For the past 2 years, the productivity formula by which Indiana farmland is taxed has been frozen. The Indiana General Assembly is considering a measure to freeze it again for a 3rd year. But at the Governor’s Conference on agriculture last week, Governor Pence promised he would work for a permanent fix to how Indiana assesses and taxes farmland, “For the sake of our family farms and for their opportunity for growth, I believe we need to find a clear solution for the agricultural assessment, sooner rather than later. Farm families deserve better than year to year delays that don’t provide permanent solutions.” Pounding the lectern for emphasis, Pence said his administration was committed to working with the General Assembly to resolve this issue.
The Indiana Senate Agriculture Committee voted 6-0 last Monday for SB 205, which requires property assessors to use 2011 soil productivity factors in their 2015 land value determinations. The sponsor of the proposal, Sen. Jean Leising (R-Oldenburg), believes the delay is needed to determine whether the state’s soil productivity factors are accurate. Katrina Hall testified in favor of the bill on behalf of Indiana Farm Bureau stating that, even if factors are finalized, they may need to be delayed for the next two years because some counties are not prepared to implement the new factors.

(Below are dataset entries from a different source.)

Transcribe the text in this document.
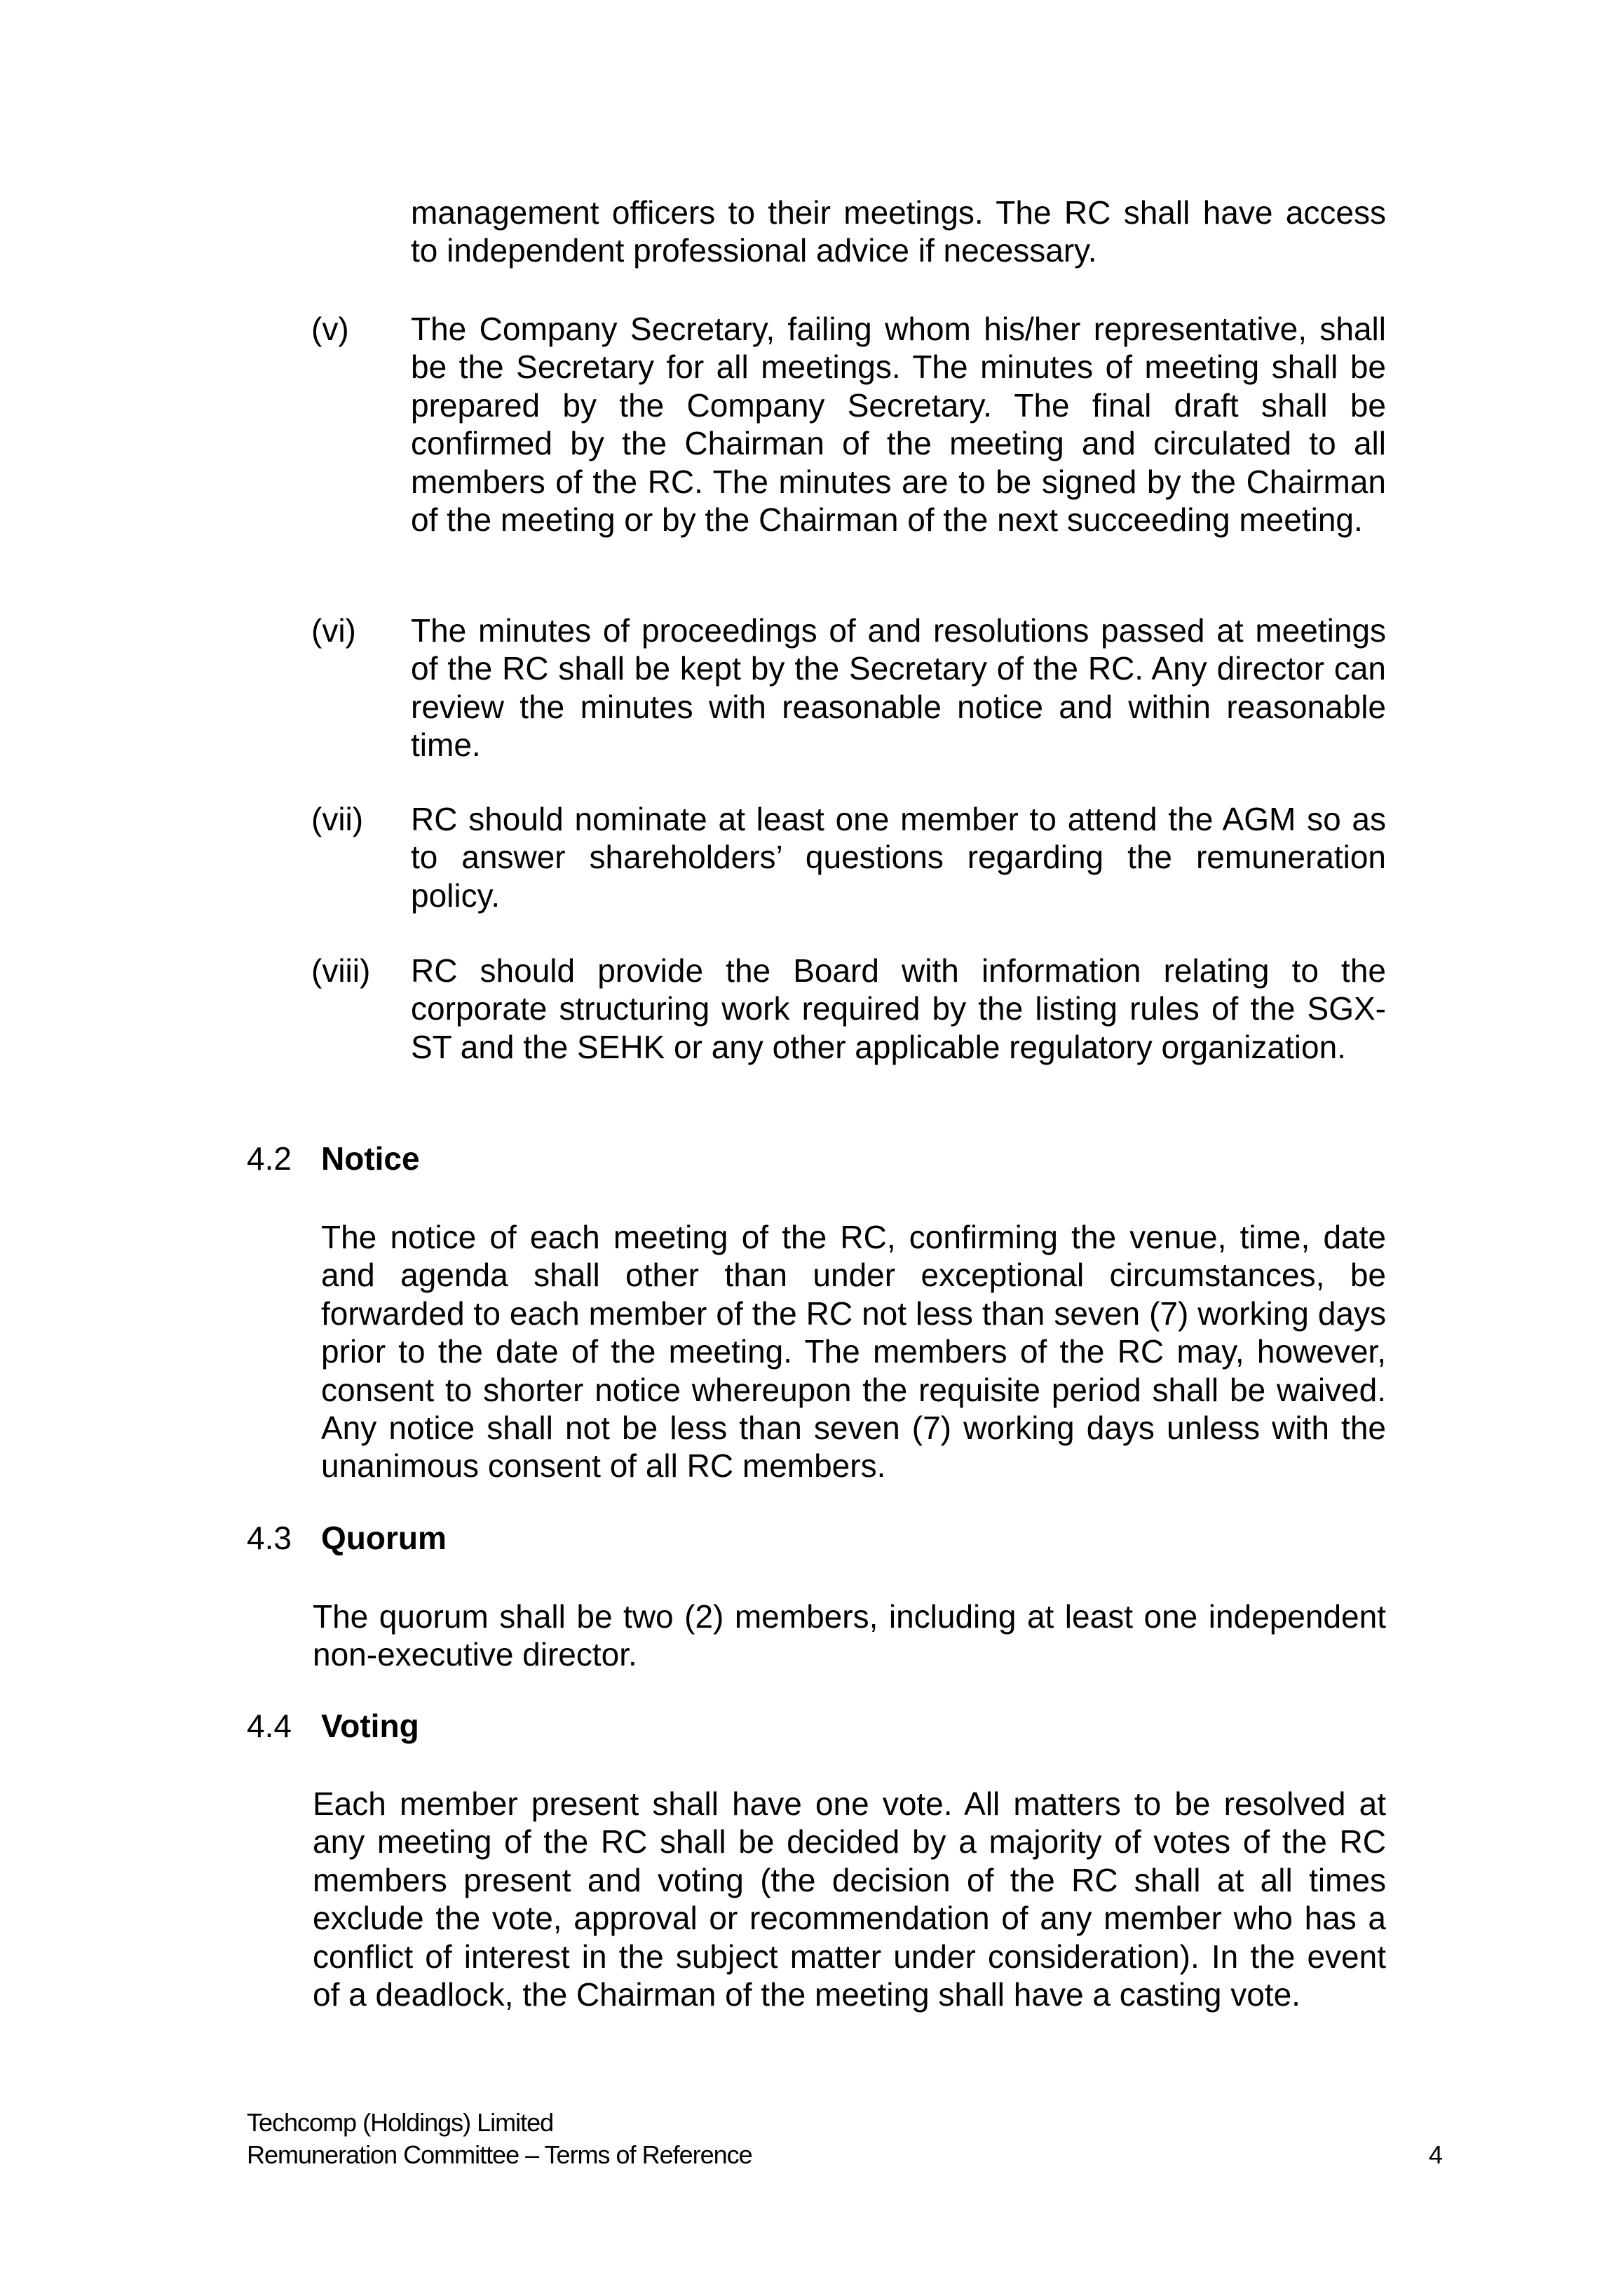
management officers to their meetings. The RC shall have access to independent professional advice if necessary.

(v) The Company Secretary, failing whom his/her representative, shall be the Secretary for all meetings. The minutes of meeting shall be prepared by the Company Secretary. The final draft shall be confirmed by the Chairman of the meeting and circulated to all members of the RC. The minutes are to be signed by the Chairman of the meeting or by the Chairman of the next succeeding meeting.

(vi) The minutes of proceedings of and resolutions passed at meetings of the RC shall be kept by the Secretary of the RC. Any director can review the minutes with reasonable notice and within reasonable time.

(vii) RC should nominate at least one member to attend the AGM so as to answer shareholders’ questions regarding the remuneration policy.

(viii) RC should provide the Board with information relating to the corporate structuring work required by the listing rules of the SGX-ST and the SEHK or any other applicable regulatory organization.

4.2 Notice

The notice of each meeting of the RC, confirming the venue, time, date and agenda shall other than under exceptional circumstances, be forwarded to each member of the RC not less than seven (7) working days prior to the date of the meeting. The members of the RC may, however, consent to shorter notice whereupon the requisite period shall be waived. Any notice shall not be less than seven (7) working days unless with the unanimous consent of all RC members.

4.3 Quorum

The quorum shall be two (2) members, including at least one independent non-executive director.

4.4 Voting

Each member present shall have one vote. All matters to be resolved at any meeting of the RC shall be decided by a majority of votes of the RC members present and voting (the decision of the RC shall at all times exclude the vote, approval or recommendation of any member who has a conflict of interest in the subject matter under consideration). In the event of a deadlock, the Chairman of the meeting shall have a casting vote.

Techcomp (Holdings) Limited
Remuneration Committee – Terms of Reference	4
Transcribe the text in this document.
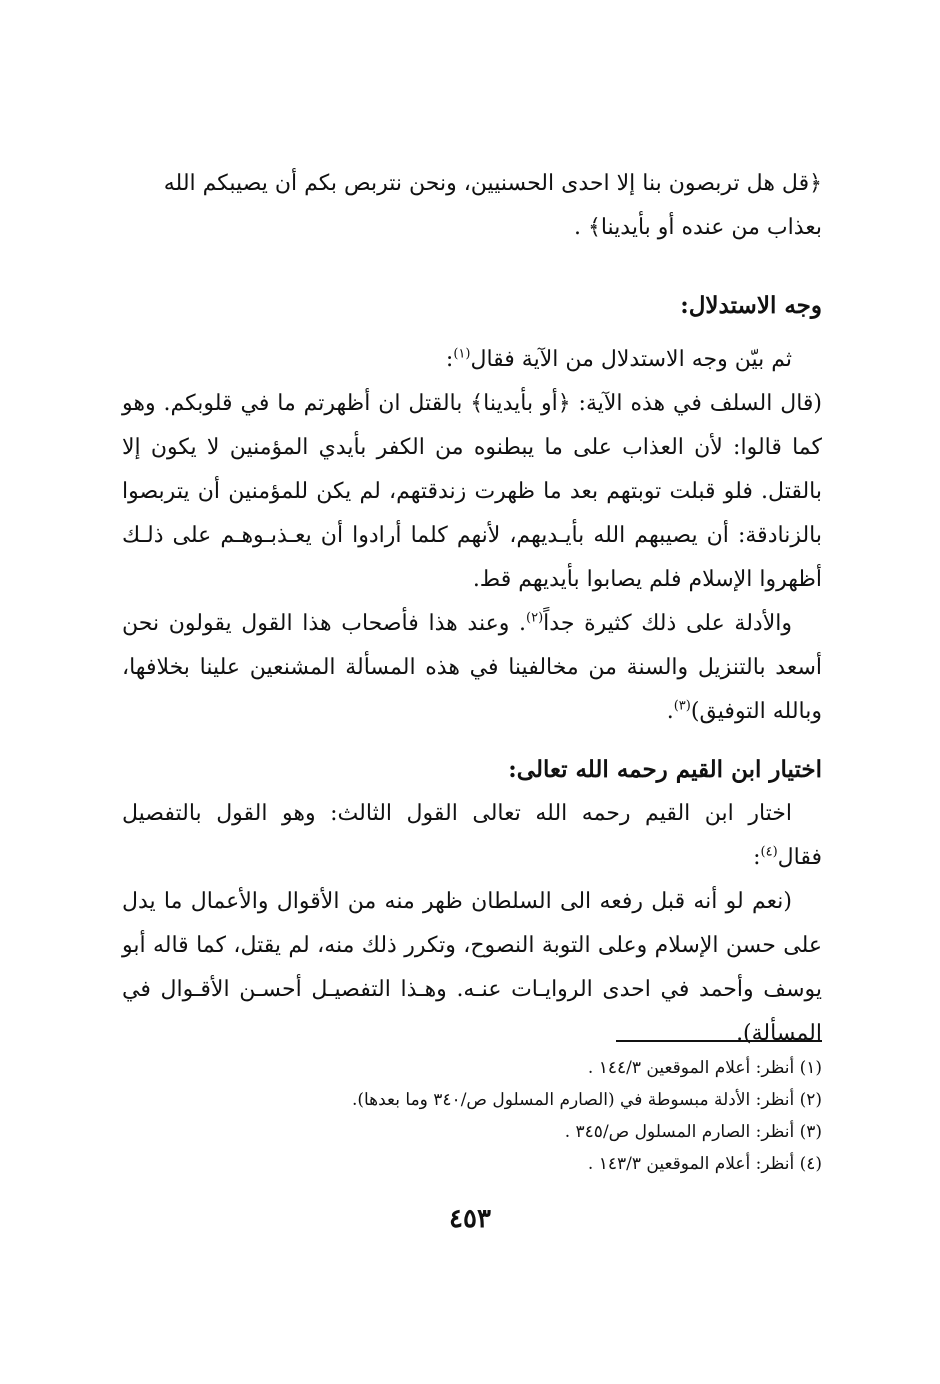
﴿قل هل تربصون بنا إلا احدى الحسنيين، ونحن نتربص بكم أن يصيبكم الله
بعذاب من عنده أو بأيدينا﴾ .

وجه الاستدلال:

ثم بيّن وجه الاستدلال من الآية فقال$^{(١)}$:

(قال السلف في هذه الآية: ﴿أو بأيدينا﴾ بالقتل ان أظهرتم ما في قلوبكم. وهو كما قالوا: لأن العذاب على ما يبطنوه من الكفر بأيدي المؤمنين لا يكون إلا بالقتل. فلو قبلت توبتهم بعد ما ظهرت زندقتهم، لم يكن للمؤمنين أن يتربصوا بالزنادقة: أن يصيبهم الله بأيـديهم، لأنهم كلما أرادوا أن يعـذبـوهـم على ذلـك أظهروا الإسلام فلم يصابوا بأيديهم قط.

والأدلة على ذلك كثيرة جداً$^{(٢)}$. وعند هذا فأصحاب هذا القول يقولون نحن أسعد بالتنزيل والسنة من مخالفينا في هذه المسألة المشنعين علينا بخلافها، وبالله التوفيق)$^{(٣)}$.

اختيار ابن القيم رحمه الله تعالى:

اختار ابن القيم رحمه الله تعالى القول الثالث: وهو القول بالتفصيل فقال$^{(٤)}$:

(نعم لو أنه قبل رفعه الى السلطان ظهر منه من الأقوال والأعمال ما يدل على حسن الإسلام وعلى التوبة النصوح، وتكرر ذلك منه، لم يقتل، كما قاله أبو يوسف وأحمد في احدى الروايـات عنـه. وهـذا التفصيـل أحسـن الأقـوال في المسألة).

(١) أنظر: أعلام الموقعين ١٤٤/٣ .

(٢) أنظر: الأدلة مبسوطة في (الصارم المسلول ص/٣٤٠ وما بعدها).

(٣) أنظر: الصارم المسلول ص/٣٤٥ .

(٤) أنظر: أعلام الموقعين ١٤٣/٣ .

٤٥٣
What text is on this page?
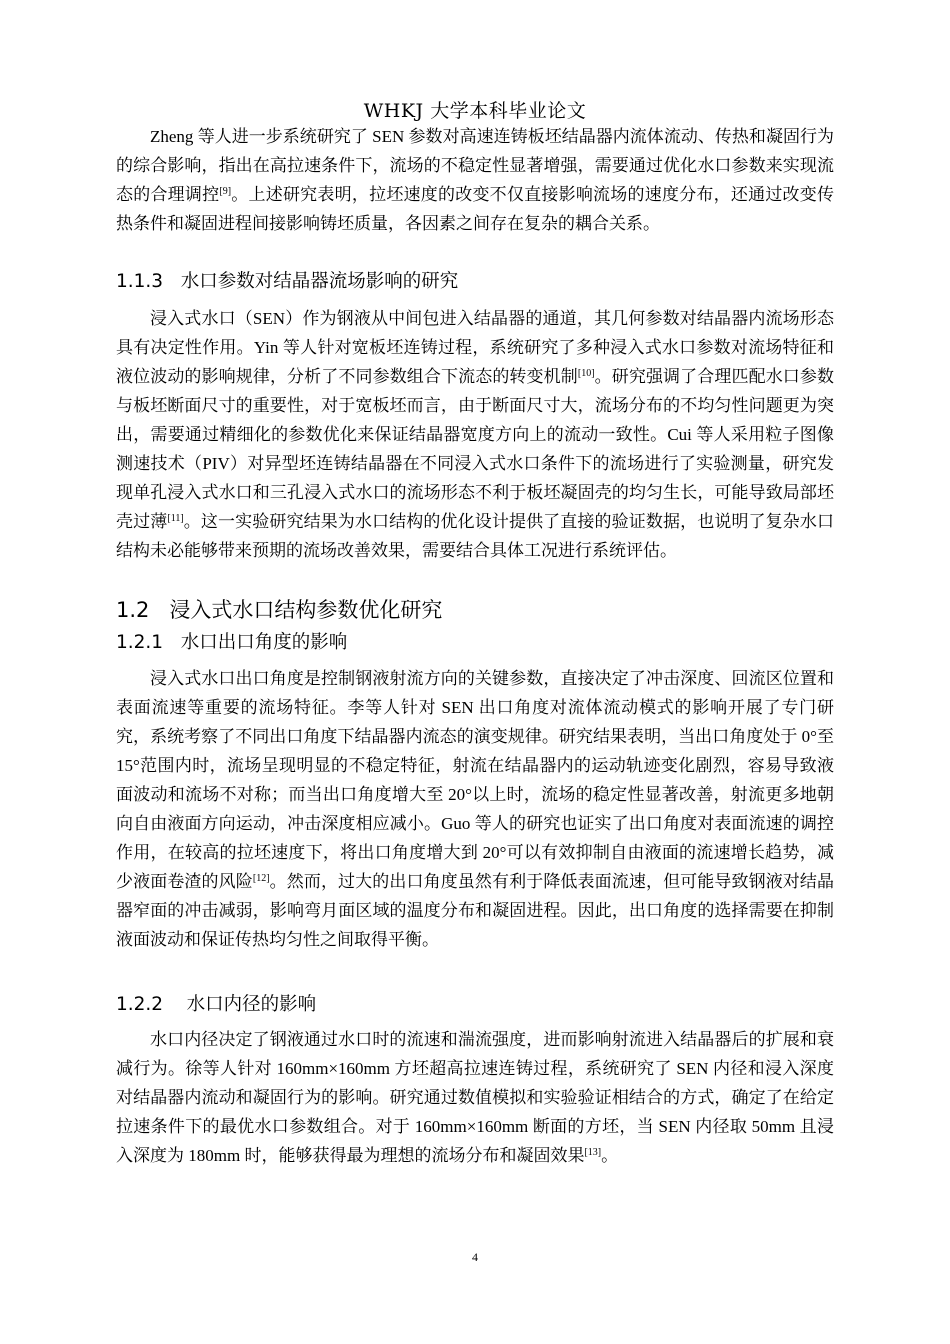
WHKJ 大学本科毕业论文

Zheng 等人进一步系统研究了 SEN 参数对高速连铸板坯结晶器内流体流动、传热和凝固行为的综合影响，指出在高拉速条件下，流场的不稳定性显著增强，需要通过优化水口参数来实现流态的合理调控[9]。上述研究表明，拉坯速度的改变不仅直接影响流场的速度分布，还通过改变传热条件和凝固进程间接影响铸坯质量，各因素之间存在复杂的耦合关系。

1.1.3 水口参数对结晶器流场影响的研究

浸入式水口（SEN）作为钢液从中间包进入结晶器的通道，其几何参数对结晶器内流场形态具有决定性作用。Yin 等人针对宽板坯连铸过程，系统研究了多种浸入式水口参数对流场特征和液位波动的影响规律，分析了不同参数组合下流态的转变机制[10]。研究强调了合理匹配水口参数与板坯断面尺寸的重要性，对于宽板坯而言，由于断面尺寸大，流场分布的不均匀性问题更为突出，需要通过精细化的参数优化来保证结晶器宽度方向上的流动一致性。Cui 等人采用粒子图像测速技术（PIV）对异型坯连铸结晶器在不同浸入式水口条件下的流场进行了实验测量，研究发现单孔浸入式水口和三孔浸入式水口的流场形态不利于板坯凝固壳的均匀生长，可能导致局部坯壳过薄[11]。这一实验研究结果为水口结构的优化设计提供了直接的验证数据，也说明了复杂水口结构未必能够带来预期的流场改善效果，需要结合具体工况进行系统评估。

1.2 浸入式水口结构参数优化研究
1.2.1 水口出口角度的影响

浸入式水口出口角度是控制钢液射流方向的关键参数，直接决定了冲击深度、回流区位置和表面流速等重要的流场特征。李等人针对 SEN 出口角度对流体流动模式的影响开展了专门研究，系统考察了不同出口角度下结晶器内流态的演变规律。研究结果表明，当出口角度处于 0°至 15°范围内时，流场呈现明显的不稳定特征，射流在结晶器内的运动轨迹变化剧烈，容易导致液面波动和流场不对称；而当出口角度增大至 20°以上时，流场的稳定性显著改善，射流更多地朝向自由液面方向运动，冲击深度相应减小。Guo 等人的研究也证实了出口角度对表面流速的调控作用，在较高的拉坯速度下，将出口角度增大到 20°可以有效抑制自由液面的流速增长趋势，减少液面卷渣的风险[12]。然而，过大的出口角度虽然有利于降低表面流速，但可能导致钢液对结晶器窄面的冲击减弱，影响弯月面区域的温度分布和凝固进程。因此，出口角度的选择需要在抑制液面波动和保证传热均匀性之间取得平衡。

1.2.2 水口内径的影响

水口内径决定了钢液通过水口时的流速和湍流强度，进而影响射流进入结晶器后的扩展和衰减行为。徐等人针对 160mm×160mm 方坯超高拉速连铸过程，系统研究了 SEN 内径和浸入深度对结晶器内流动和凝固行为的影响。研究通过数值模拟和实验验证相结合的方式，确定了在给定拉速条件下的最优水口参数组合。对于 160mm×160mm 断面的方坯，当 SEN 内径取 50mm 且浸入深度为 180mm 时，能够获得最为理想的流场分布和凝固效果[13]。

4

For taxes payable in 2015, all Indiana farmland is assessed a base value of $2,050 per acre which is adjusted by soil productivity and influence factors to calculate the assessed value of a parcel, which can have multiple soil types. In 2012, the Department of Local Government Finance released updated soil productivity factors based in part on the higher yields farmers now obtain from their lands. The new soil productivity factors would have increased 2013 farmland assessments by 25.5% or an estimated $57.4 million, according to the Legislative Services Agency. This year’s delay proposal next goes to the Senate Tax and Fiscal Policy Committee for further review.
Hall says the General Assembly needs to take a comprehensive look at not only the assessment rate but the overall property tax bill farmers are facing, “Especially based on the rapid escalation of values and the rapid decline in crop income over the past months.” She added that, with crop prices expected to remain low, a continued increase in farmland taxes would eat up all the profits a farmer would have, “We see a point where farmland taxes would absorb the profitability of grain farming, and that is not acceptable to our members across the state.”
The tax issue is the number one legislative priority for Farm Bureau. “Our members have told us, and shown us in their tax bills, that farmland taxes are just too high,” said Hall. “The current assessment formula for farmland has taxes going up nearly 40% in the next three years even as crop prices are bottoming out. That’s an unsustainable situation and it needs to be remedied quickly.” Hall told HAT there is generally good support and understanding among nonfarm lawmakers and she is optimistic the issue will be addressed this session.